It is that time of year again.
And you can tell that Nick is starting to outgrow his orthotics. He is growing taller and so they aren't fitting as well.
The plan had been for his KAFO to only be temporary. That was the plan, and we all know how that works.
A quick little chat with physio, turned into a couple of 30 minute phone calls.
And the decision to keep the KAFO on the left leg
We have a new PT, she is the school age physiotherapist, so she has only met Nick in September, and she sees him during school hours, without me there.
I've been talking with her about orthotics, wanting to figure out what we are doing and when we will be getting fitted.
I talked about my concerns about keeping the KAFO, are we giving him too much support that will prevent him from gaining that support himself? Or does he need the extra support, and if he needs it then I don't want to say no because of ....
Because of what?
My idea and wishes for what I want for him? That I want him to have less support, that I want him to need less support. And just because I want him to need less support, doesn't mean that he doesn't need that support.
Or that having a KAFO is really pain in the butt, with pants and skin breakdown and heat.

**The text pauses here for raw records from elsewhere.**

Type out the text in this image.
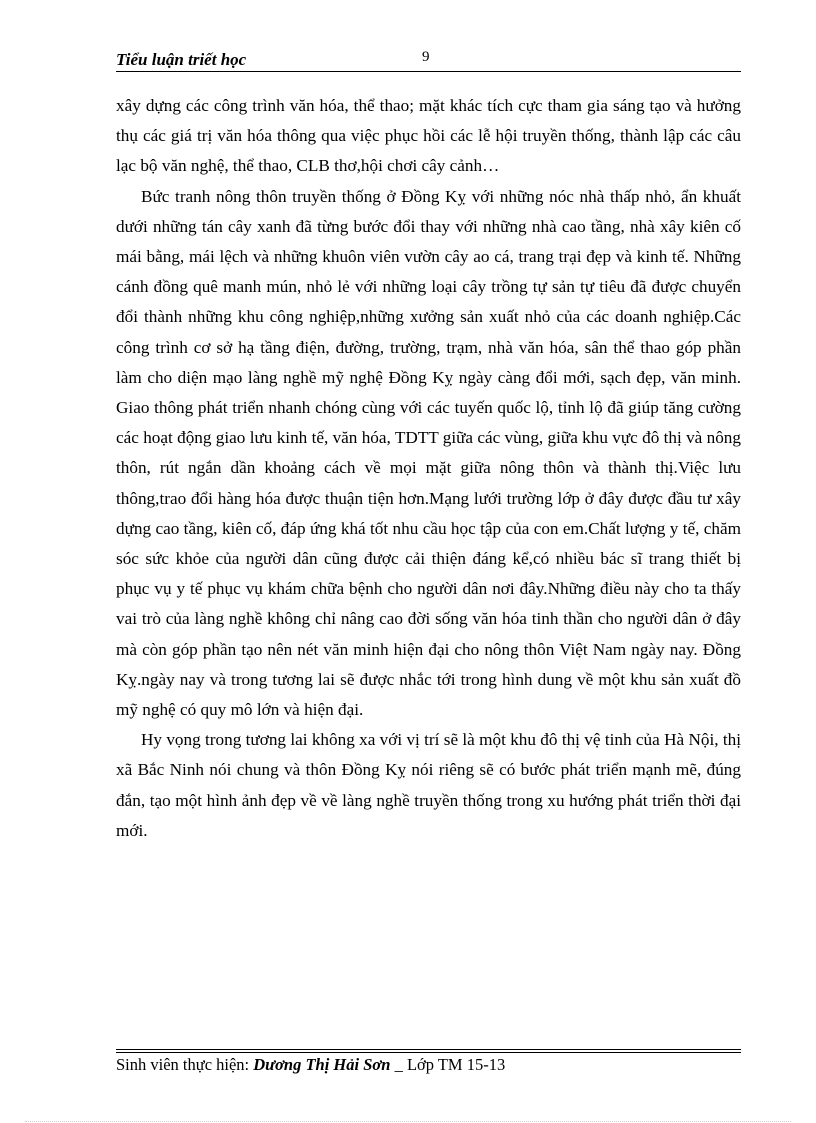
Tiểu luận triết học	9

xây dựng các công trình văn hóa, thể thao; mặt khác tích cực tham gia sáng tạo và hưởng thụ các giá trị văn hóa thông qua việc phục hồi các lễ hội truyền thống, thành lập các câu lạc bộ văn nghệ, thể thao, CLB thơ,hội chơi cây cảnh…

Bức tranh nông thôn truyền thống ở Đồng Kỵ với những nóc nhà thấp nhỏ, ẩn khuất dưới những tán cây xanh đã từng bước đổi thay với những nhà cao tầng, nhà xây kiên cố mái bằng, mái lệch và những khuôn viên vườn cây ao cá, trang trại đẹp và kinh tế. Những cánh đồng quê manh mún, nhỏ lẻ với những loại cây trồng tự sản tự tiêu đã được chuyển đổi thành những khu công nghiệp,những xưởng sản xuất nhỏ của các doanh nghiệp.Các công trình cơ sở hạ tầng điện, đường, trường, trạm, nhà văn hóa, sân thể thao góp phần làm cho diện mạo làng nghề mỹ nghệ Đồng Kỵ ngày càng đổi mới, sạch đẹp, văn minh. Giao thông phát triển nhanh chóng cùng với các tuyến quốc lộ, tỉnh lộ đã giúp tăng cường các hoạt động giao lưu kinh tế, văn hóa, TDTT giữa các vùng, giữa khu vực đô thị và nông thôn, rút ngắn dần khoảng cách về mọi mặt giữa nông thôn và thành thị.Việc lưu thông,trao đổi hàng hóa được thuận tiện hơn.Mạng lưới trường lớp ở đây được đầu tư xây dựng cao tầng, kiên cố, đáp ứng khá tốt nhu cầu học tập của con em.Chất lượng y tế, chăm sóc sức khỏe của người dân cũng được cải thiện đáng kể,có nhiều bác sĩ trang thiết bị phục vụ y tế phục vụ khám chữa bệnh cho người dân nơi đây.Những điều này cho ta thấy vai trò của làng nghề không chỉ nâng cao đời sống văn hóa tinh thần cho người dân ở đây mà còn góp phần tạo nên nét văn minh hiện đại cho nông thôn Việt Nam ngày nay. Đồng Kỵ.ngày nay và trong tương lai sẽ được nhắc tới trong hình dung về một khu sản xuất đồ mỹ nghệ có quy mô lớn và hiện đại.

Hy vọng trong tương lai không xa với vị trí sẽ là một khu đô thị vệ tinh của Hà Nội, thị xã Bắc Ninh nói chung và thôn Đồng Kỵ nói riêng sẽ có bước phát triển mạnh mẽ, đúng đắn, tạo một hình ảnh đẹp về về làng nghề truyền thống trong xu hướng phát triển thời đại mới.

Sinh viên thực hiện: Dương Thị Hải Sơn _ Lớp TM 15-13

Or that I really don't want to do something that could prevent him gaining strength.
So I am deferring to the professional, the physiotherapist. She thinks that the KAFO is needed, so that is what we will get.
Except that wasn't it all.
This past week when I was talking with her she mentioned that his right leg has been turning in. Turning almost all the way around by the end of the day.
His right leg has always been the good one.
And now it is turning in.
Turning in, that simple little phrase, that subtle sign that I'm supposed to watch out for.
Or is he just tired and its normal?
While PT talked about maybe considering a KAFO for the right leg, all I could think about was tethered cord. It's not supposed to do that. It is not supposed to go backwards. Function in the right leg is good and strong.
If all of a sudden he starts to need 2 KAFOs is there something else going on? I did ask the dreaded TC questions, she doesn't think it is tethered cord, but she is not a neurosurgeon. And my worse-case-scenario brain jumps there.
Or is it just simply activity. School is busy, he does a lot of walking in his walker, is it just simply that he is tired and doesn't pay as much attention to his leg. Or even that his AFO is too small to maximize what he needs.
I am not sure.
I'm going to ask his neurosurgeon. The specialist who will be able to tell me if I should be worried or not. Because I am trying really hard not to be worried, not to think about surgery, and handing my child over to a surgeon, all for a little twisted foot.
So I started talking about orthotics. We are going to go with the AFO-KFO combination, and see if there is something we can add to an AFO to give it more support at the end of the day. Kind of a mix
All of this and I still don't have a design yet!